Breach of faith

Breach of faith

The new guidelines adopted by the 46-nation Nuclear Suppliers’ Group (NSG) at its plenary meeting in Noordwijk in the Netherlands last week on transfer of sensitive nuclear material among countries will effectively nullify the clean waiver given to India by the group in 2008.

According to the new guidelines countries which are not signatories to the Nuclear Non-Proliferation Treaty (NPT) and which do not have fullscope safeguards will not be entitled to transfer of enrichment and reprocessing equipment and technologies (ENR).

This goes against the letter and spirit of the civil nuclear deal India signed with the US and the agreements India had with the NSG. The difficult and detailed negotiations India had with the US and the nuclear suppliers’ cartel had exempted India from these conditions and their unilateral return now would mean a breach of faith.

According to the civil nuclear deal India had made a number of commitments like separation of civil and military nuclear reactors, adoption of safeguards and allowing international inspection of its civilian reactors. The government had also announced that these commitments were being made on the condition of the lifting of all nuclear restrictions. But the government’s expectations have been belied.

Outwardly the NSG was trying to make the rules for transfer of sensitive nuclear material tougher. Since nuclear business with countries like Pakistan, Israel and North Korea is already banned, the new regulations affect only India. It is surprising that the US which took the initiative for the nuclear deal was fully agreeable with the new guidelines.
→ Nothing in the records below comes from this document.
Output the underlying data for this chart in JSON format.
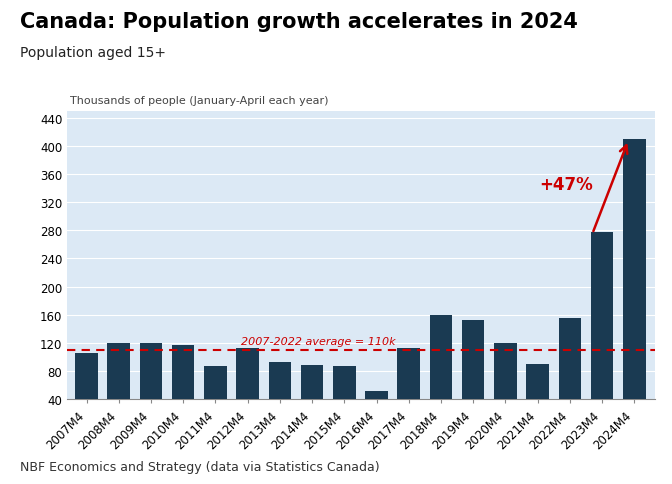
{
  "title": "Canada: Population growth accelerates in 2024",
  "subtitle": "Population aged 15+",
  "ylabel_inner": "Thousands of people (January-April each year)",
  "footer": "NBF Economics and Strategy (data via Statistics Canada)",
  "categories": [
    "2007M4",
    "2008M4",
    "2009M4",
    "2010M4",
    "2011M4",
    "2012M4",
    "2013M4",
    "2014M4",
    "2015M4",
    "2016M4",
    "2017M4",
    "2018M4",
    "2019M4",
    "2020M4",
    "2021M4",
    "2022M4",
    "2023M4",
    "2024M4"
  ],
  "values": [
    105,
    120,
    120,
    117,
    87,
    113,
    93,
    88,
    87,
    52,
    113,
    160,
    153,
    120,
    90,
    155,
    278,
    410
  ],
  "bar_color": "#1a3a52",
  "average_value": 110,
  "average_label": "2007-2022 average = 110k",
  "average_color": "#cc0000",
  "arrow_annotation": "+47%",
  "arrow_color": "#cc0000",
  "ylim": [
    40,
    450
  ],
  "yticks": [
    40,
    80,
    120,
    160,
    200,
    240,
    280,
    320,
    360,
    400,
    440
  ],
  "plot_bg_color": "#dce9f5",
  "fig_bg_color": "#ffffff",
  "title_fontsize": 15,
  "subtitle_fontsize": 10,
  "tick_fontsize": 8.5,
  "footer_fontsize": 9,
  "inner_label_fontsize": 8
}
Ironically it has also made the patently unacceptable claim that the new guidelines are not at variance with the earlier clean waiver got by India and its rights under the civil nuclear deal.

India will now have to work for neutralising the effect of the new guidelines. It had entered into bilateral agreements with the US, France and Russia for supply of nuclear reactors on the express understanding that there would not be any restriction on transfer of ENR technology.

These countries will have to be made to honour this commitment. India should refuse to honour its part of the deals if they are unable to do so. India should be able to have its way since they have a big financial stake in nuclear relations with the country.